Lessons from Mom

These are some lessons I learned from my seventy-plus-year-old mother. That means these lessons are time-tested throughout an entire lifetime’s worth of livin’.

1. When in doubt, turn to drugs. Her drugs of choice have always been nicotine, caffeine, alcohol, and ibuprofen. Mind you, she consumes most of those in moderation, at least most of the time. If you notice, these are all performance-enhancing drugs, at least for her. The nicotine calms her nerves, the caffeine gets her goin’, the alcohol takes the edge off, and the ibuprofen puts her back in the game. So if not abused, and utilized effectively, do drugs.

2. Shop till you drop. Money can’t buy happiness? Bullsh*t, according to my mom. Money buys clothes, knickknacks, furniture, food, presents-for-people, cars, even houses — basically, it buys a good-time. But there’s a caveat here: buying on credit leads to a bad time. Credit is something my mother used and abused and it’s something that always caused her problems. For her the money was typically there, but not quite enough, so she turned to credit — which invited stress.

3. Spend unabashedly. My mother would spend all the money she could get her hands on and then feel guilty about it. Basically it was the family’s money, the money her husband generated from his business. So the lesson here is: spend the money while believing yourself justified in doing so — don’t waver like she did. She couldn’t stop herself from spending, so why tack on the guilt? She eventually found a life-hack, in that she felt less guilty if she worked a part-time job.

4. Kids come first — right after mom. My mother was both selfless and selfish at the same time. In other words, she always put the happiness of her children first, right after her own happiness. We went on family vacations to Disney World because of HER dream to go to Disneyland when she was a kid. We had great Christmases because SHE lacked great Christmases growing up. Despite their constant fighting, she stayed with our dad because SHE grew up without one. So the lesson here is: if mama ain’t happy, ain’t nobody happy. If you must believe yourself a martyr, at least make sure that cross is comfortable.

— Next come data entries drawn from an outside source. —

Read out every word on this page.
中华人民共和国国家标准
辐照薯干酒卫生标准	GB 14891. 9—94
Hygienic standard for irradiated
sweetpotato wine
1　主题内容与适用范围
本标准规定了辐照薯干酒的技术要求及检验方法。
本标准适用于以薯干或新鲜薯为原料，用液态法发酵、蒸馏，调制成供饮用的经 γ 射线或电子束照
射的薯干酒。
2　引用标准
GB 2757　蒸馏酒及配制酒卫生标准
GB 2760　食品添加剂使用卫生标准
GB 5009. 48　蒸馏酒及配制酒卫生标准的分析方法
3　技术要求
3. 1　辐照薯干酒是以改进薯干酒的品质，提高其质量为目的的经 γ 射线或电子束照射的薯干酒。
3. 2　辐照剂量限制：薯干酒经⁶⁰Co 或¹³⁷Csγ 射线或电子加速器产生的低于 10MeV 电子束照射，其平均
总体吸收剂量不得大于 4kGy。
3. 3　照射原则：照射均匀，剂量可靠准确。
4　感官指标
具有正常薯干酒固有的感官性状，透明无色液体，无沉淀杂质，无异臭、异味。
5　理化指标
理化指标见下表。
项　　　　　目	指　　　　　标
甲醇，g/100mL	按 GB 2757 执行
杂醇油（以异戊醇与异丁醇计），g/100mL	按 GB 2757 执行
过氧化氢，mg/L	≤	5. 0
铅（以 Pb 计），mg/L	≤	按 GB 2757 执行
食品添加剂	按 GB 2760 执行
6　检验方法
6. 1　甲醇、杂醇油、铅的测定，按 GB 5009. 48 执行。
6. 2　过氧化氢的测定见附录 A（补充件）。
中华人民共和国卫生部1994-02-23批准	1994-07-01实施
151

My overly conservative way of living and lack-minded thinking have gotten me nowhere in life. Whereas my mom lives an abundant life — she has her dream home, has plenty of spending money, worked her dream job (part-time at Disney) — she’d even admit that she lived a great life. So why fight the obvious? Existence on Earth isn’t sneaking-by as a fuddy-duddy — it’s unrepentant carefree frolicking through the funhouse. In other words, don’t bother trying to save it up till the end, the good stuff is now — Enjoy!